A quick history of Pi Day
Pi Day was invented in 1988 by physicist Larry Shaw at the Exploratorium in San Francisco. The first celebration involved a circular march around one of the museum's monuments followed by — what else — eating fruit pies. In 2009, the US House of Representatives formally recognized March 14 as National Pi Day. In 2019, UNESCO declared it the International Day of Mathematics, bringing schools and universities around the world into the fun.
Pi Minute and Pi Second
For extra precision, fans celebrate Pi Minute at 1:59 on March 14 (3.14159…), and the once-a-century Pi Second at 1:59:26 (3.1415926…). The ultra-rare "Pi Day of the Century" fell on 3/14/15 at 9:26:53 — eleven digits of pi matching the exact date and time, something that won't happen again until 3/14/2115.
How to celebrate Pi Day
- Eat pie. Literally any pie. Circular pie is traditional because of the obvious pun.
- Memorize digits. Start with ten and see how far you get. Pi — The Game makes it fast and fun.

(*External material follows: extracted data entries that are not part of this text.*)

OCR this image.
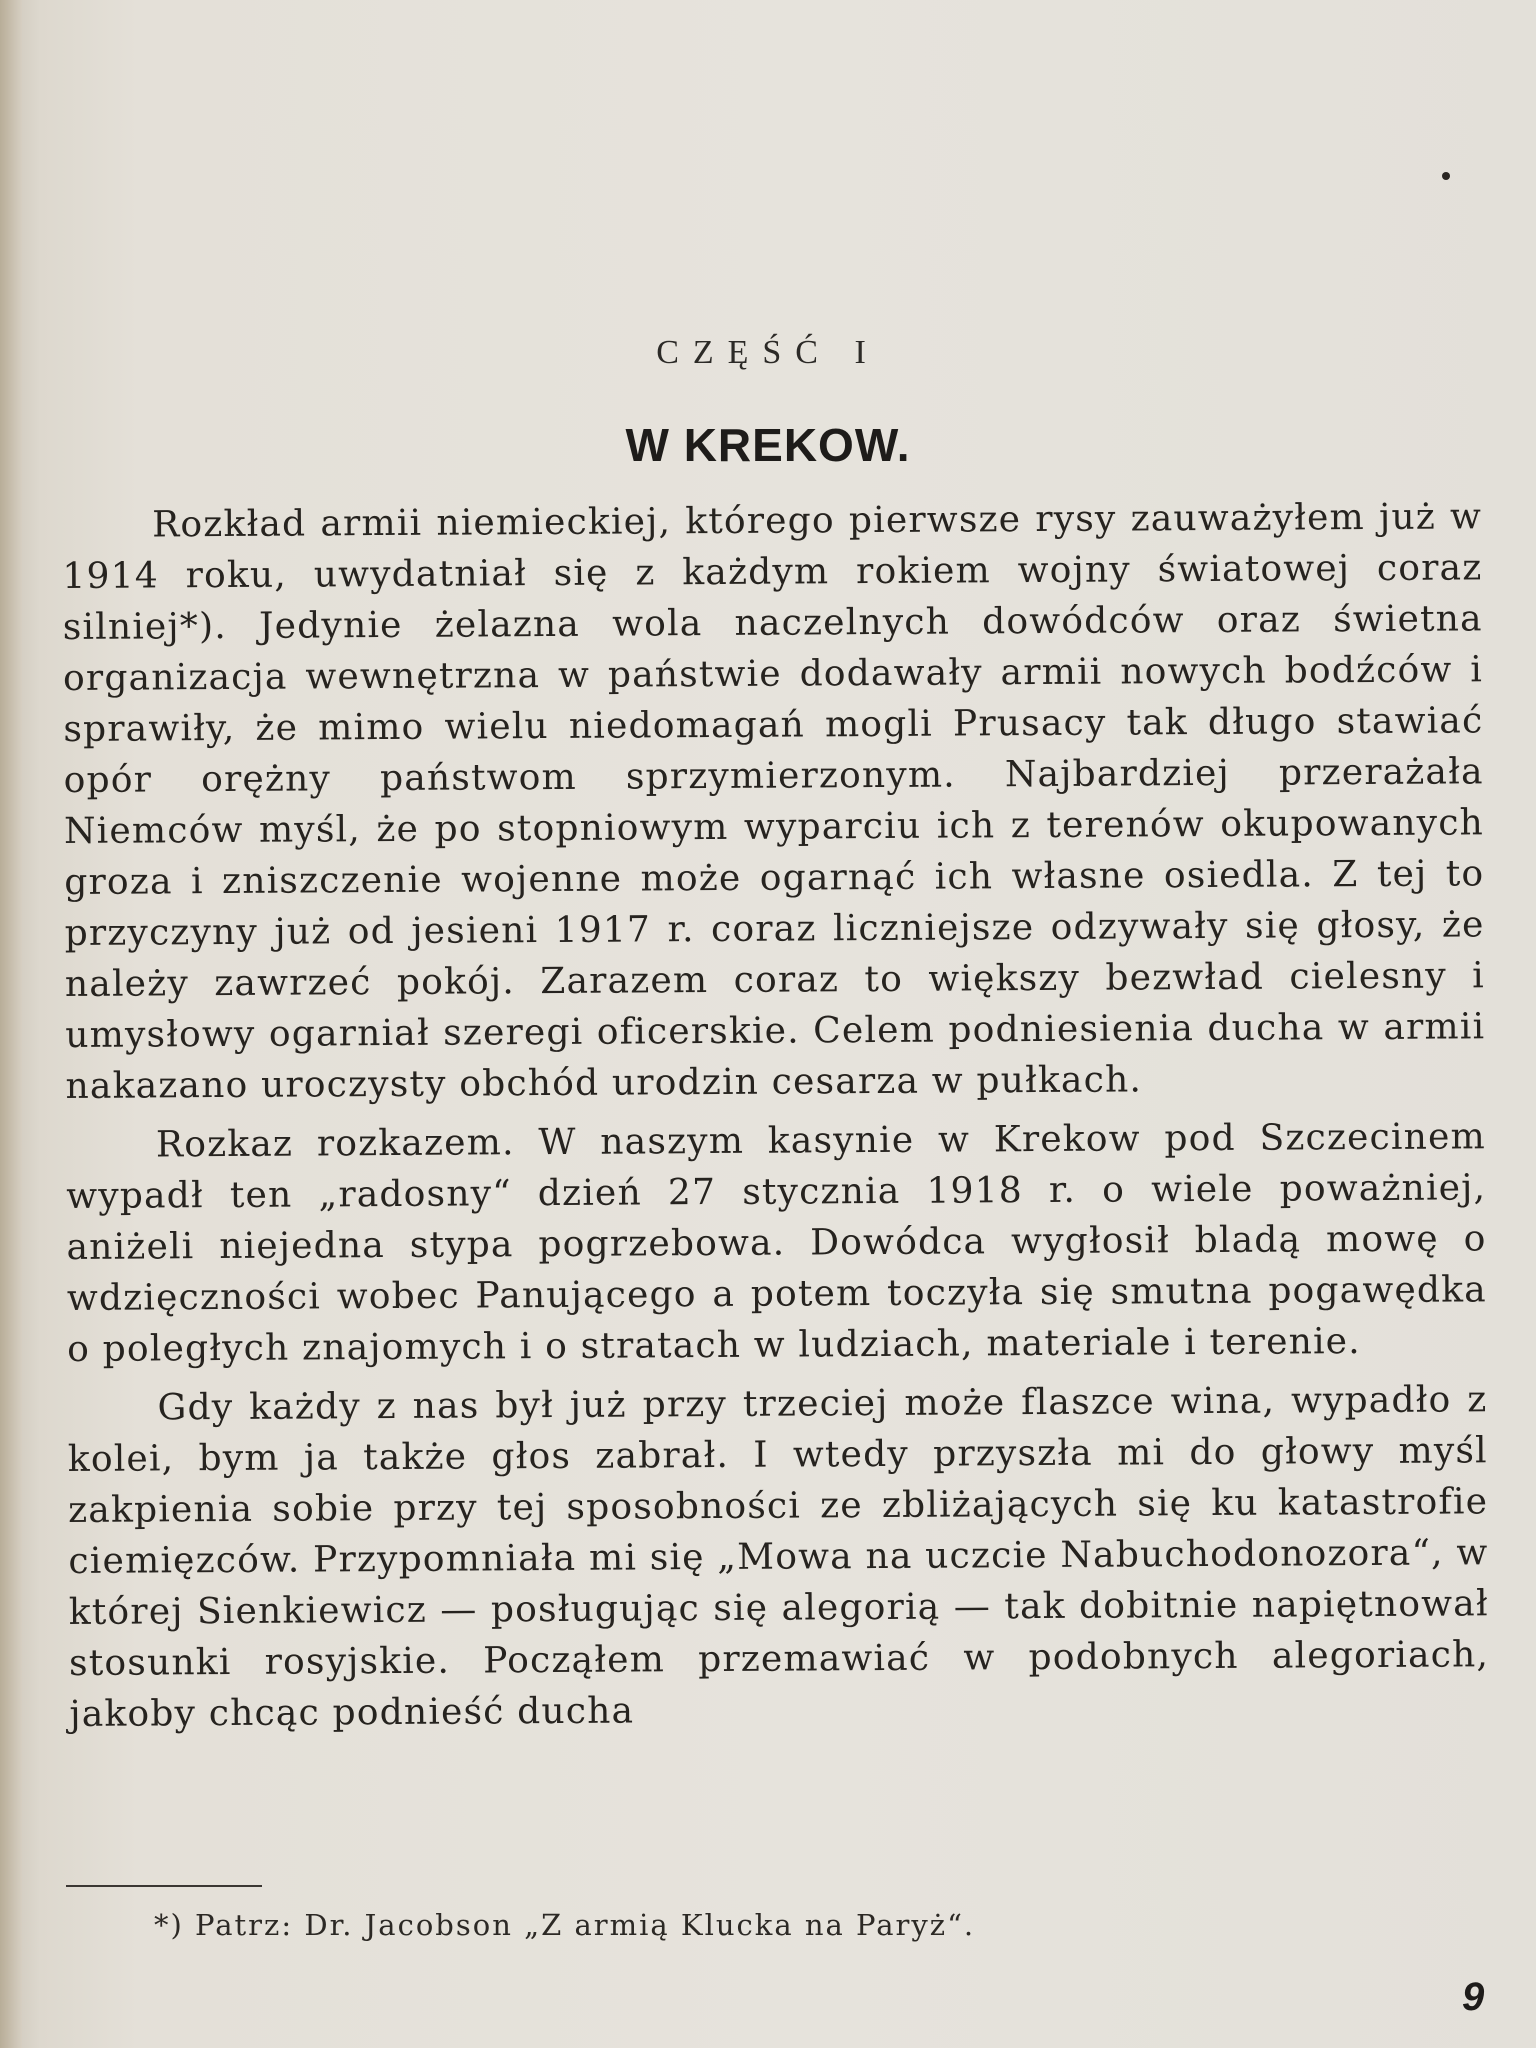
CZĘŚĆ I
W KREKOW.

Rozkład armii niemieckiej, którego pierwsze rysy zauważyłem już w 1914 roku, uwydatniał się z każdym rokiem wojny światowej coraz silniej*). Jedynie żelazna wola naczelnych dowódców oraz świetna organizacja wewnętrzna w państwie dodawały armii nowych bodźców i sprawiły, że mimo wielu niedomagań mogli Prusacy tak długo stawiać opór orężny państwom sprzymierzonym. Najbardziej przerażała Niemców myśl, że po stopniowym wyparciu ich z terenów okupowanych groza i zniszczenie wojenne może ogarnąć ich własne osiedla. Z tej to przyczyny już od jesieni 1917 r. coraz liczniejsze odzywały się głosy, że należy zawrzeć pokój. Zarazem coraz to większy bezwład cielesny i umysłowy ogarniał szeregi oficerskie. Celem podniesienia ducha w armii nakazano uroczysty obchód urodzin cesarza w pułkach.

Rozkaz rozkazem. W naszym kasynie w Krekow pod Szczecinem wypadł ten „radosny“ dzień 27 stycznia 1918 r. o wiele poważniej, aniżeli niejedna stypa pogrzebowa. Dowódca wygłosił bladą mowę o wdzięczności wobec Panującego a potem toczyła się smutna pogawędka o poległych znajomych i o stratach w ludziach, materiale i terenie.

Gdy każdy z nas był już przy trzeciej może flaszce wina, wypadło z kolei, bym ja także głos zabrał. I wtedy przyszła mi do głowy myśl zakpienia sobie przy tej sposobności ze zbliżających się ku katastrofie ciemięzców. Przypomniała mi się „Mowa na uczcie Nabuchodonozora“, w której Sienkiewicz — posługując się alegorią — tak dobitnie napiętnował stosunki rosyjskie. Począłem przemawiać w podobnych alegoriach, jakoby chcąc podnieść ducha

*) Patrz: Dr. Jacobson „Z armią Klucka na Paryż“.
9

- Host a recitation contest. Everyone takes turns reciting pi until they blunder. Last digit standing wins.
- Solve a pi-flavored puzzle. Try our pi quiz or Pi Day trivia.
- Make art. Print our Pi Day coloring sheets.
- Read a piem. A poem where the length of each word encodes a digit of pi. See our piems collection.
Classroom activities
- Measure real circles. Have students measure the circumference and diameter of household objects with string and compute C/d. The answers should all hover around π — a magical moment when the math becomes real.
- Buffon's needle experiment. Drop toothpicks on a lined page and count crossings to estimate π empirically.
- Digit relay race. Teams race to write out the first 50 digits correctly.
- Pi coloring & art. Assign each digit 0–9 a color, then color a spiral or grid by digit sequence.
Pi Day food ideas
- Apple, pecan, or key lime pie (classic).
- Pizza pie (savory).
- Pi-shaped cookies (serious bakers only).
- Round fruit platters (healthy option, still on brand).
- Anything you can cut into slices subtending measurable central angles.